The Evolution of Programming Paradigms

My career as a programmer has spanned more than forty years. In that time I have seen a number of programming paradigms promise to make programming easier, more robust, and less error prone. Let’s review these paradigms in roughly chronological order.

Early in my career the latest advance in programming paradigms was Structured Programming.  The essential insight of Structured Programming was that programs should be written using a small set of control structures and that the primitive goto instruction should be shunned. The benefit was more readable code that could be more easily analyzed. The goto ridden code was often referred to as spaghetti code.

Next to come into vogue was the paradigm called Object Oriented Programming. Objects were intended to provide several benefits. First they were aimed at grouping functions with the data that it operated on. It also introduced the concept of encapsulation or data hiding. Data, and functions for that matter, that were not specified as public could not be accessed or modified by code outside the object.

Most popular Object Oriented languages were based on the idea of Classes that specified the data and functional template from which individual object instances were created. These Classes were often organized in a hierarchy such that the more general Classes specified the common data and functional characteristics of a group of objects. The more specific members of the class hierarchy would then add or override data or functional characteristics of the subclass to refine the representation and behavior of the instances of the subclass.

As it turns out, in most cases class hierarchies just added unnecessary complexity to programs. They also introduced problems such as what if you have a class that inherits from two different parent classes. For example, suppose that you had a BankAccount class that represented the ledger of a bank account, the deposits, the withdrawals, and the current balance. Suppose there was another class that represented a PrintableReport. Suppose that you wanted to create a class BankAccountReport that inherited attributes from both the BankAccount class and the PrintableReport class. Now here’s the quandary. Both superclasses have an operation called addItem. Which operation should the child class inherit, the one from BankAccount or the one from PrintableReport? This created so many problems that many Object Oriented languages only allowed a class to have a single super class.

Next to the scene was Aspect Oriented Programming. It’s claim to fame was a solution to the problem of multiple inheritance or, as it referred to it, cross cutting concerns.
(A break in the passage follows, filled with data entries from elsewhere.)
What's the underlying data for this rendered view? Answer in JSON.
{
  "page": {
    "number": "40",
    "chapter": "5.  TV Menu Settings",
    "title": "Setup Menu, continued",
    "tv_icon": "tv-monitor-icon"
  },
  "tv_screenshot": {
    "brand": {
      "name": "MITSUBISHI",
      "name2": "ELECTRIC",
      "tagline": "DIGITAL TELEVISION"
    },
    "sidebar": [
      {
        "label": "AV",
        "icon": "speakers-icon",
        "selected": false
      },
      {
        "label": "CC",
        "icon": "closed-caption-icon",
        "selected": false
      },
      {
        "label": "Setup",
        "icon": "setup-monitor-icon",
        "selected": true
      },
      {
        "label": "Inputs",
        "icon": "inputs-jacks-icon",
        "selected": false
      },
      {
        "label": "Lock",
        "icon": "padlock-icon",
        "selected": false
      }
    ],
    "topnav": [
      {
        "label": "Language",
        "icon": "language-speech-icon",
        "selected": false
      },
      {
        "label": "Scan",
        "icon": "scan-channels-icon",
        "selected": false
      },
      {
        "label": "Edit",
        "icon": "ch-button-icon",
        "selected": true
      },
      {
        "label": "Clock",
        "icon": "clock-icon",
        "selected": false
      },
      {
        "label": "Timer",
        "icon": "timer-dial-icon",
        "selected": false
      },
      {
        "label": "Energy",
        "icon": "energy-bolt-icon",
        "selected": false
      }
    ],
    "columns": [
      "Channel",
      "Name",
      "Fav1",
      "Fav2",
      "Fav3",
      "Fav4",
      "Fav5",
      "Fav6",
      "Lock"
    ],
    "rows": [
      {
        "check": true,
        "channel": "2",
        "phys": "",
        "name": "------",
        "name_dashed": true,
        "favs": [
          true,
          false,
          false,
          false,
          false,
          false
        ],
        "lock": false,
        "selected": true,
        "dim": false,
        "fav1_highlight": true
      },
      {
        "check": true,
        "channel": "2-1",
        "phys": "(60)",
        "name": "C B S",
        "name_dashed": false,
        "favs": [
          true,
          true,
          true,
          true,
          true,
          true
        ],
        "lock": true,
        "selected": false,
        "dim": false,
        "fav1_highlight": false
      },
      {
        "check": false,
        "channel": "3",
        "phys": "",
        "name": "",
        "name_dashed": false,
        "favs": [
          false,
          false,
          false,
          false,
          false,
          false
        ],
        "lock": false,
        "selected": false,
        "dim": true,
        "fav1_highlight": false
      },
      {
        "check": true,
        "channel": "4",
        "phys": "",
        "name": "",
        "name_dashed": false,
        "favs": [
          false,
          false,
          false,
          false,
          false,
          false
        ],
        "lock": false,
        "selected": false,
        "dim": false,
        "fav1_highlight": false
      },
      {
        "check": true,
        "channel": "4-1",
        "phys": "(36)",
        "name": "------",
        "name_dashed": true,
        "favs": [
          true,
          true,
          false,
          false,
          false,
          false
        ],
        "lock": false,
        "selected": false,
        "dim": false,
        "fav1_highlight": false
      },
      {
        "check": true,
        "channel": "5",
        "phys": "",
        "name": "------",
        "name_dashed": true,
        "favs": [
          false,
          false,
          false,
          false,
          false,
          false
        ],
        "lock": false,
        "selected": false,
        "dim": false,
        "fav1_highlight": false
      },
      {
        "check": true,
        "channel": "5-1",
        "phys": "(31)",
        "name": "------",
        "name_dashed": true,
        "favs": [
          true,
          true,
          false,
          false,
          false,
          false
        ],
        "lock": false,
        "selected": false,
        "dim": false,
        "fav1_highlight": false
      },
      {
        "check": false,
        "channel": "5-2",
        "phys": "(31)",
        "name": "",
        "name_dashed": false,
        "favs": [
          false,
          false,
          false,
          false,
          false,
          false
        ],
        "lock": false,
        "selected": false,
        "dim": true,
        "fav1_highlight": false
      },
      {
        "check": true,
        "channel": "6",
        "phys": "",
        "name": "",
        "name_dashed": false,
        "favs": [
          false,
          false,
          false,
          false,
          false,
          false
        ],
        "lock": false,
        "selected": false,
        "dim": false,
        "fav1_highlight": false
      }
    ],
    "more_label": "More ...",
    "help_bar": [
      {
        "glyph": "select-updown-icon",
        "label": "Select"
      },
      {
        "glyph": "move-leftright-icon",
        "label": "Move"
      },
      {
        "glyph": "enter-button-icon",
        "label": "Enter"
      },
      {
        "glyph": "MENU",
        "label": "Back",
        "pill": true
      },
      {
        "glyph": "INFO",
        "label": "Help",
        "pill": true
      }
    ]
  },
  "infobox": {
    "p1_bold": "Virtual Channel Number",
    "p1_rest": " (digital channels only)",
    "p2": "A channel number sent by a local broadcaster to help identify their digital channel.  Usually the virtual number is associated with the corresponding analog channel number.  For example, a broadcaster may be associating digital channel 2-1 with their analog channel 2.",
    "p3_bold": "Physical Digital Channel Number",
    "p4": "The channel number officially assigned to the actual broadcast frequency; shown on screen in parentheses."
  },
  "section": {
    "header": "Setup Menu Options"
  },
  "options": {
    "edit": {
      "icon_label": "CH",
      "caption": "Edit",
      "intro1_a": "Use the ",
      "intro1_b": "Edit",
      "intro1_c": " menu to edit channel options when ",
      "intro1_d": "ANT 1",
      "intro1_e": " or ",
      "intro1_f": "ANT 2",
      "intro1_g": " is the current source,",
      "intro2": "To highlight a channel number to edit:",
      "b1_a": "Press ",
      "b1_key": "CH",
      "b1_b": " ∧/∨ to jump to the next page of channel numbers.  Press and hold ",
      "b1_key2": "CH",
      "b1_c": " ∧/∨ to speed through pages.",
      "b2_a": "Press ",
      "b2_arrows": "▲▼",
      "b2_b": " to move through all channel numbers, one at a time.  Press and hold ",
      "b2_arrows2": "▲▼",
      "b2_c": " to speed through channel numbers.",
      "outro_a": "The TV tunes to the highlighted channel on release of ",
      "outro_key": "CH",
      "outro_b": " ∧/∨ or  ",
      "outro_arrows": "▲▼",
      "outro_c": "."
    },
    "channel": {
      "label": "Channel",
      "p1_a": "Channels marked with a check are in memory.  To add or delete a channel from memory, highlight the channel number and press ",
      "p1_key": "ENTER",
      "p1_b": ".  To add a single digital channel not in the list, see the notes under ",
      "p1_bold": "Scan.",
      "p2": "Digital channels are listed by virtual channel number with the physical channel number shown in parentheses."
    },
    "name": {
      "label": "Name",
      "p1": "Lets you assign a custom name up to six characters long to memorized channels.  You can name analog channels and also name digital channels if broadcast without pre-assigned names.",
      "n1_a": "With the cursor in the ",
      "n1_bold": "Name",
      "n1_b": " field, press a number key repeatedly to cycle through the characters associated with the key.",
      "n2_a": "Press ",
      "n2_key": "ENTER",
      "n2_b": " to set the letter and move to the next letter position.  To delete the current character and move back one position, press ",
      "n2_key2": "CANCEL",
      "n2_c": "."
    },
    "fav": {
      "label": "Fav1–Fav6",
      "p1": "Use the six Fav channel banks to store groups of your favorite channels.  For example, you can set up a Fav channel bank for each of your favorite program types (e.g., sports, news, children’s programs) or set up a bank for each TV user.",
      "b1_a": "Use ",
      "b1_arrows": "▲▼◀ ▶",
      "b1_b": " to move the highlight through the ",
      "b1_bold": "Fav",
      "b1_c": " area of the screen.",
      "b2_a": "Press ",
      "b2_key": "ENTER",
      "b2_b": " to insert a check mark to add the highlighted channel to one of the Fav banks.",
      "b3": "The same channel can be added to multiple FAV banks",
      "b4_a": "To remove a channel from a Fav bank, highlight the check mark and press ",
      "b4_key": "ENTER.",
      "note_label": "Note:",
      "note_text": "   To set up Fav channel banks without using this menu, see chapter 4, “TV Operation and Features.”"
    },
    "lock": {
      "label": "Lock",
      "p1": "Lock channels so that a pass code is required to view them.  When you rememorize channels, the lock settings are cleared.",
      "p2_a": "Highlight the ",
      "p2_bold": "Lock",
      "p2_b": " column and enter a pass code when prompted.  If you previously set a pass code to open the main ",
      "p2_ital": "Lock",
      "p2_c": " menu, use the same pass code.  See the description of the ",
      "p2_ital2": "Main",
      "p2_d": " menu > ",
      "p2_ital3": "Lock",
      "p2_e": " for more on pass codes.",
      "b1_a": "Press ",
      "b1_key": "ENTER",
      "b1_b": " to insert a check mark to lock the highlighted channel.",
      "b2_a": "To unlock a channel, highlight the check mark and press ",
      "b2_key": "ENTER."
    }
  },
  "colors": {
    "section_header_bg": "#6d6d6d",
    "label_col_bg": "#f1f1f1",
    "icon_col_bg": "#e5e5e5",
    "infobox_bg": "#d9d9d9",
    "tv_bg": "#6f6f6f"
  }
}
Aspects were a mechanism that allowed the programmer to conditionally alter the behavior of an object by modifying the behavior of a class without modifying its implementation. It did this by capturing calls to it’s methods and allowing the programmer to intervene before or after the call to the aspected operation of the underlying class.

The latest paradigm is not really new. Functional Programming goes back to the early days of Lisp. It says that functions, in the mathematical sense, should map inputs to outputs without causing any side effects. Functions should further be first class entities in the language. This means that they should be allowed to be stored in variables and passed as arguments to other functions.

Strict functional programming is difficult if not impossible to achieve practical results with. Most programs take input from somewhere and output results to somewhere. Taking input and outputting results are both violations of the constraint that the output of a function should depend solely on it’s input. Most functional languages have well defined accommodations for operations that aren’t strictly functional.

This was a whirlwind tour. I hope it gave an overview of the evolution of programming paradigms over the last forty years. Look these programming paradigms up on Wikipedia if you want to know more about them. Or if I have managed to confuse you totally.


Sweet dreams, don’t forget to tell the ones you love that you love them, and most important of all, be kind.